Y es que el presidente López Obrador mostró su faceta personal más dura, pues echó de cabeza a uno de sus hermanos, por andar haciendo “gestiones” ante el gobernador de Chihuahua, por lo que volvió a leer la famosa circular donde pide a los funcionarios del gobierno federal y de pasadía a los gobernadores y alcaldes, para que no los reciban o al menos no les prodiguen un trato especial a los integrantes de su familia cercana, lejana, política o extendida y literalmente dijo que si llegan pidiendo cosas “los manden al carajo”.

El presidente realmente no se tentó el corazón y creo que buscó dar un escarmiento ejemplar a su hermano a fin de que nadie más se atreva a poner en entredicho entre sus familiares, esto de la anticorrupción del presidente y su muy mencionada “honestidad valiente”.

Sin embargo a pesar de todos estos esfuerzos, un nuevo caso de corrupción, que ya raya en el escándalo de inicio de año, se presentó en el Hospital Infantil de México, pues al parecer se encontró la punta de la madeja en el contubernio entre una de las mayores farmacéuticas del país, en este caso Grupo Pisa, con las autoridades de salud, pues a pesar de que desde agosto se compraron medicamentos para tratar el cáncer, resulta que se les ha estado negando a los pacientes como una manera de hacer presión para que el gobierno doble las manos y le compre los medicamentos a Pisa y no los siga adquiriendo en el extranjero como instruyó el presidente.

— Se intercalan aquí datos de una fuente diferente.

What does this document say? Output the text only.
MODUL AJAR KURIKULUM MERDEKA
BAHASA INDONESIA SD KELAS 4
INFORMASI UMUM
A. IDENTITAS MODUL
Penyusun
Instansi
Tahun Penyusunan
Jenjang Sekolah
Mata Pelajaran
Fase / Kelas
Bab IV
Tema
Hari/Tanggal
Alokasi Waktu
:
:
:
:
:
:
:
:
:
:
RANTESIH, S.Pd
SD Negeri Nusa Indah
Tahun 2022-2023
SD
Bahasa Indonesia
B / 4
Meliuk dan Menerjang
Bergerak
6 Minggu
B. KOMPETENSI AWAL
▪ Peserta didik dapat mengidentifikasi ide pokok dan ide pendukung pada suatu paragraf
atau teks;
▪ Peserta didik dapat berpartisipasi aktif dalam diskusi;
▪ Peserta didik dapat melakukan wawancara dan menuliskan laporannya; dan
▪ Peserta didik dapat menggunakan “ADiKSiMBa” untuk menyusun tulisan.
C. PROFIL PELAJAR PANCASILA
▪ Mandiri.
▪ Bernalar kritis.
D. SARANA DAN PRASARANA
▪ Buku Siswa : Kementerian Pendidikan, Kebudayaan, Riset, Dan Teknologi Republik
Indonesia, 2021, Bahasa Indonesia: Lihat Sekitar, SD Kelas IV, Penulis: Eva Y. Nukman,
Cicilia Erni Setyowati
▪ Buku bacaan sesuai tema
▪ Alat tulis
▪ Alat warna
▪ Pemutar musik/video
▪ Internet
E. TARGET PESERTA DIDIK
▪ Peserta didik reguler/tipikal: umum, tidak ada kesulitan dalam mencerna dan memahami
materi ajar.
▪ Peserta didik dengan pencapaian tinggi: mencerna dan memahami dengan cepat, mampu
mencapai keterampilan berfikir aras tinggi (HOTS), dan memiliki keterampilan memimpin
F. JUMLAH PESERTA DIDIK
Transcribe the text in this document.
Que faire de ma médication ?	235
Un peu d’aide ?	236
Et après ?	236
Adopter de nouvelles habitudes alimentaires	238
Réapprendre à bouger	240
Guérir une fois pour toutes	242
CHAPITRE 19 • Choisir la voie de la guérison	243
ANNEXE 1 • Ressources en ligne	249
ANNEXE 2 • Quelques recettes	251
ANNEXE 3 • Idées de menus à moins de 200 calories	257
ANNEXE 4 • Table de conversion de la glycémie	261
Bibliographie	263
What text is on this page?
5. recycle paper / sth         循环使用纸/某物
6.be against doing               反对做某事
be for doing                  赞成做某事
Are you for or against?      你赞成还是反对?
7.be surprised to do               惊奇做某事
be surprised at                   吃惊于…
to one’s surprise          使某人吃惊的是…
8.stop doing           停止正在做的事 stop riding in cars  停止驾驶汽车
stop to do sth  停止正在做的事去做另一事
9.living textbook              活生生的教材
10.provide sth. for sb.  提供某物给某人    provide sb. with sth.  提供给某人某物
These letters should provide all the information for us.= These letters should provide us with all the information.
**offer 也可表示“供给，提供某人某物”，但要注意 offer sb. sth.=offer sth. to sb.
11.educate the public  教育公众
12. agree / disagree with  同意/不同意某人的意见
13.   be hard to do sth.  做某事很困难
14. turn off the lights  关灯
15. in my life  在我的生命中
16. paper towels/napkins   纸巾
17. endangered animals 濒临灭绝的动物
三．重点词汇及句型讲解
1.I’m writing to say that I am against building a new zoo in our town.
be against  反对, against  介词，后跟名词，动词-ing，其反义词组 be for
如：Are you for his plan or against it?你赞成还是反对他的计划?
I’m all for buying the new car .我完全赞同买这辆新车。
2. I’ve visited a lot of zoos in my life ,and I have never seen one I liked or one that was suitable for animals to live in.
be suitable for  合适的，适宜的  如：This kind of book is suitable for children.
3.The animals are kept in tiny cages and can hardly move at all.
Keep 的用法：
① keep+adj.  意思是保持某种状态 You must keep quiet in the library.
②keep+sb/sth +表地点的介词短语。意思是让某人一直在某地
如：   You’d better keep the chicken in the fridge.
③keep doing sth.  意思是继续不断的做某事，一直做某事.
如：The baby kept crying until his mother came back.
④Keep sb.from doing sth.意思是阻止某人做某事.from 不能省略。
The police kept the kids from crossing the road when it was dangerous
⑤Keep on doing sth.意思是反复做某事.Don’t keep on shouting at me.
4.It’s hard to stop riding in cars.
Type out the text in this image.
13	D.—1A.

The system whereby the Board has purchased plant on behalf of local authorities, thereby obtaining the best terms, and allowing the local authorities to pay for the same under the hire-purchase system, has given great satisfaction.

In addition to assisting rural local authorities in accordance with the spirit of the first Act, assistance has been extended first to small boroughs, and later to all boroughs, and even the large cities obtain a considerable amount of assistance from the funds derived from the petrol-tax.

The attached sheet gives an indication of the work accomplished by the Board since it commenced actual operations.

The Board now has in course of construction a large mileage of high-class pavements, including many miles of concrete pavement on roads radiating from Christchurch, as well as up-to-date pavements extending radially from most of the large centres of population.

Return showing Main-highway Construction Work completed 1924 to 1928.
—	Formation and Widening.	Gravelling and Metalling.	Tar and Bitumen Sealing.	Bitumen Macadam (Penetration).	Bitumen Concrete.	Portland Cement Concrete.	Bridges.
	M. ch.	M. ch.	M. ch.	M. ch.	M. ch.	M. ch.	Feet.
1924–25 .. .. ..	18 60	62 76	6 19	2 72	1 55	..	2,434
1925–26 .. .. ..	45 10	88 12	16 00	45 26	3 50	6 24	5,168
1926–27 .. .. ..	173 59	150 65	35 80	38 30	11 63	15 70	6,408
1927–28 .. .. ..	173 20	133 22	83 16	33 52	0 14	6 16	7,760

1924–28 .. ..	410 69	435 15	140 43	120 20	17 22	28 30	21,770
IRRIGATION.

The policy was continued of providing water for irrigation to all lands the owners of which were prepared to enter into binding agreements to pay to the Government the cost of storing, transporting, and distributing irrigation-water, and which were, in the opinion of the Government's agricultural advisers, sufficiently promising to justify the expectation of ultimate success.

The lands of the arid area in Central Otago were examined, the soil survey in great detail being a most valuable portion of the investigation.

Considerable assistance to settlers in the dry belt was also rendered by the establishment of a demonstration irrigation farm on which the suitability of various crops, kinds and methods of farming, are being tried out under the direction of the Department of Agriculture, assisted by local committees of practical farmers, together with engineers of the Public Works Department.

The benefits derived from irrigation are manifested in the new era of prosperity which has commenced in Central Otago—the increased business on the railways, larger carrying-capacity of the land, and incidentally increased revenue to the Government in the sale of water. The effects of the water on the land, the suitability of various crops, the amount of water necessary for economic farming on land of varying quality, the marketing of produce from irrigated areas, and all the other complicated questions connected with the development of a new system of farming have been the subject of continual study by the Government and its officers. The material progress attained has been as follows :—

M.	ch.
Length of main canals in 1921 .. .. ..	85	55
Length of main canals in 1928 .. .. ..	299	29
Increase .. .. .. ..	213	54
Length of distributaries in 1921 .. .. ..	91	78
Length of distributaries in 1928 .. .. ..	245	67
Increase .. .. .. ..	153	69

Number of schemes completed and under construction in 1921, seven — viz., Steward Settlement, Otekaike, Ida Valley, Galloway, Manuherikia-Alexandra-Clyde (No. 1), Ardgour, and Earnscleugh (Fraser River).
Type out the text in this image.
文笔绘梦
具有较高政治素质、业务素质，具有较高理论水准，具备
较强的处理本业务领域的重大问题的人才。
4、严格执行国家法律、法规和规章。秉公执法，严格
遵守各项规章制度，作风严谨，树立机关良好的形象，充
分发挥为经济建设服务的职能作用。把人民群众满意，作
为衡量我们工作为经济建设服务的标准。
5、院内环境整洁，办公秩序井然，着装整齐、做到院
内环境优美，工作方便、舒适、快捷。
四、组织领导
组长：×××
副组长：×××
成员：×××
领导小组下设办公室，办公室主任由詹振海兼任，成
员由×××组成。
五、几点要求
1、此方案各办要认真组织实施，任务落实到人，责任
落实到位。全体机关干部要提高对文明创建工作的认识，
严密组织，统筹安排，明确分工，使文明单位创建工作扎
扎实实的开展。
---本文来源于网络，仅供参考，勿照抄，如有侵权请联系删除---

El asunto parece pasará a mayores, ya la Secretaría de la Función Pública abrió sendos expedientes de investigación contra la mencionada empresa, también en contra del presunto responsable de esta colusión criminal, que ha puesto en riesgo la vida de miles de niños, que padecen de leucemia y que por esta irresponsabilidad criminal, no estaban teniendo acceso a sus medicamentos.

Lo dicho, la cruzada contra la corrupción es fundamental, es la gasolina que pone en movimiento la maquinaria de la 4T y la verdad es que el diagnóstico no es erróneo, de hecho el presidente López Obrador tiene razón, si en México no se tuviera la práctica del saqueo y el enriquecimiento a toda costa, otro gallo nos cantara, porque este país s sumamente rico, tanto en recursos, como en dinero, como en su gente.

Sin embargo por unos cuantos, o incluso unos muchos corruptos, que en todas partes ven negocio, nos hemos sumido en el atraso y el descrédito en todos los niveles.